NATURALLY, THE INTERNET has been buzzing with "Ellen" mania for months. Around the country, gay organizations are planning "Come Out With Ellen" parties. One ABC staffer already has. Jill Lessard, the show's publicist, asked to appear as an extra in a scene set in a gay coffeehouse, then decided to come out herself as well. "I just got swept up in the moment," she says.

The moment, when it comes, may well seem a little anticlimactic after all the hype. In subsequent episodes, Ellen will come out to her parents, then her boss. Viewers might start wondering, Who's she gonna tell this week? Enough already! "I hope it does what Ellen intends, and that's to send a positive message about lesbians and gays in general to the American public," says Vance DeGeneres, Ellen's brother and a writer on the show. As a career move, coming out personally is risky and courageous. She has more at stake than ABC--which has watched this former top-10 show drop to No. 30 in the last two years-and Disney, which has already sold the reruns into syndication. There isn't exactly a big call for lesbian leading ladies in Hollywood. Vance DeGeneres is worried about "the danger of Ellen being typecast." Not to mention the danger of some nut trying to physically harm her.

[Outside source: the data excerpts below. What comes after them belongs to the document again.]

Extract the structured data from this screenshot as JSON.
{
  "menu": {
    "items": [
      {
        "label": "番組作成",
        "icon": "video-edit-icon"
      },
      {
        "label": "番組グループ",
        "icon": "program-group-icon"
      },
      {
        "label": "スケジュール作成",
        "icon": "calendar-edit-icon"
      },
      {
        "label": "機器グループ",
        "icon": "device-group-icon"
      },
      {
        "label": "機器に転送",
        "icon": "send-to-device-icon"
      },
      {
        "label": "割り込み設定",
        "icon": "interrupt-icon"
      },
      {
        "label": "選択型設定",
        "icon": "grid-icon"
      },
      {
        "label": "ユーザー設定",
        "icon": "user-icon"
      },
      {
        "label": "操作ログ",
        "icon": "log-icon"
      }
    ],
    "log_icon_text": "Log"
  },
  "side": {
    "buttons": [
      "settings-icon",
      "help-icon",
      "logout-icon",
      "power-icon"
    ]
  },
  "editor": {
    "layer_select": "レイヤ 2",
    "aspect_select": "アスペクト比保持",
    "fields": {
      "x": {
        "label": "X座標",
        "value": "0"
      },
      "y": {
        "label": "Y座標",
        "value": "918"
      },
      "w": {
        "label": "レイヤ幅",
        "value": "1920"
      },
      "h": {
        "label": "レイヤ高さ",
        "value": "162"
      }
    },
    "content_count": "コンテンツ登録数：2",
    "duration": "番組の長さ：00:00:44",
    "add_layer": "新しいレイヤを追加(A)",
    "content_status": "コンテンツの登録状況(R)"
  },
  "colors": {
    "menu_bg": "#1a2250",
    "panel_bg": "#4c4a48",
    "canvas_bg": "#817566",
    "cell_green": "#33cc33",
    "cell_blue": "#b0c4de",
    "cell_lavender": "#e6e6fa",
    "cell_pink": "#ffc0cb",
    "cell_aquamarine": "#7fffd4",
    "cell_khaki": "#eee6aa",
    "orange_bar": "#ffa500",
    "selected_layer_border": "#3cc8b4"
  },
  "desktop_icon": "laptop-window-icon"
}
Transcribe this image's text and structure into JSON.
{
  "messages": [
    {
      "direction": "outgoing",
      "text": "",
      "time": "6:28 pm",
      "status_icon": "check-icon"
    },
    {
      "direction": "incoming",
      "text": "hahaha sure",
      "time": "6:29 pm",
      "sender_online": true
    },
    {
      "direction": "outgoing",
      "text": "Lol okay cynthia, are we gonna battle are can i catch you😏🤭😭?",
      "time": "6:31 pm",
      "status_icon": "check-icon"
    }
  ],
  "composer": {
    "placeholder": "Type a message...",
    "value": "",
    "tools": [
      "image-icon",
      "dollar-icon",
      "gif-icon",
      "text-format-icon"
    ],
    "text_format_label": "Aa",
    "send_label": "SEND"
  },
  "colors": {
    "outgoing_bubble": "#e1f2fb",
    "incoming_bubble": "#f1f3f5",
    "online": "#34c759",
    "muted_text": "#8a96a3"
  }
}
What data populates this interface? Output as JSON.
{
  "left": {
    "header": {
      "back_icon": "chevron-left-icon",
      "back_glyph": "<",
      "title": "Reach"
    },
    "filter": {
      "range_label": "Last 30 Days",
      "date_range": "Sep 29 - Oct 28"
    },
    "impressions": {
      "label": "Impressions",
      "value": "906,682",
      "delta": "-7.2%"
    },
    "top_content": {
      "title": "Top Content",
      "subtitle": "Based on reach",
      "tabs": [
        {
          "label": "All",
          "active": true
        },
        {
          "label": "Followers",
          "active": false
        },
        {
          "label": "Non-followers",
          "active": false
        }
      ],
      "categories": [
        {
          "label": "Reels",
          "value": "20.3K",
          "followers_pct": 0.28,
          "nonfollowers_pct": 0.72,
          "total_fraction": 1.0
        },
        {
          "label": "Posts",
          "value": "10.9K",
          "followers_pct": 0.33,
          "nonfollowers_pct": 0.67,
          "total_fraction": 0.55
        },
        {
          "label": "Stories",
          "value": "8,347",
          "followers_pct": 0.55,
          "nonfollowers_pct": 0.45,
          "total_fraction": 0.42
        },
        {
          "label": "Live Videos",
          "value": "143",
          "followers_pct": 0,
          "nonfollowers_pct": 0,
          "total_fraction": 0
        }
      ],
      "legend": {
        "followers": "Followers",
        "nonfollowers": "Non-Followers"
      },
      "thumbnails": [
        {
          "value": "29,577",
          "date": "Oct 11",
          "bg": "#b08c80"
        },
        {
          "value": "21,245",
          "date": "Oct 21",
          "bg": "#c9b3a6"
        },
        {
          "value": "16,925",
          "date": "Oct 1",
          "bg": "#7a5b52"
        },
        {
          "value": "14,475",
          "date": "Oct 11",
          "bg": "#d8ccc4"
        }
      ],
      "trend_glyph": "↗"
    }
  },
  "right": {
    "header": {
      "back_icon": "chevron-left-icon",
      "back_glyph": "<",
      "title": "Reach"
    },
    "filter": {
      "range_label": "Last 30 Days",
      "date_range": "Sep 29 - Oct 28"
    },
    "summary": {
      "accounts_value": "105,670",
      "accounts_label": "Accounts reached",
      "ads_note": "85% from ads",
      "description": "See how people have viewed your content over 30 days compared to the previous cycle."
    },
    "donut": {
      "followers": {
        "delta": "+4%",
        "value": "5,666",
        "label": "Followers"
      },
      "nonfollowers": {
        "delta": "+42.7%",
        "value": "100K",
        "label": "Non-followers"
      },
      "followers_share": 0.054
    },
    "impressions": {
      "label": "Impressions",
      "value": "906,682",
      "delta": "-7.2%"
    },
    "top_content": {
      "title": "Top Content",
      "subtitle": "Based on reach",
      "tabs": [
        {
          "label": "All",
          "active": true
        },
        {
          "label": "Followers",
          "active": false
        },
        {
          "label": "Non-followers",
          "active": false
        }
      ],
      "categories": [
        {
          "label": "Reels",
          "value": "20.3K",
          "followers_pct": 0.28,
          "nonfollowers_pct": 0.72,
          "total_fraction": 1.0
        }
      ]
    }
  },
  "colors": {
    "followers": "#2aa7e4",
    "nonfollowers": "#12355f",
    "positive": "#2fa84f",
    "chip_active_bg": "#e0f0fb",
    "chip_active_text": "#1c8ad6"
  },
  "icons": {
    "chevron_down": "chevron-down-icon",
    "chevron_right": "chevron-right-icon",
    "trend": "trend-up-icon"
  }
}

The media hoopla aside, there is something refreshingly honest about DeGeneres's decision to emerge from the closet. Her one attempt at a big-screen romantic comedy, "Mr. Wrong," bombed, maybe for the same reason Ellen's hetero love life has always fizzled on the show. Now, at least, she's playing herself, or someone a lot closer to herself than before. "She feels on top of the world," Savel says of DeGeneres. "She's so happy the show was done right. It was everything she wanted it to be. So in that sense, she's free."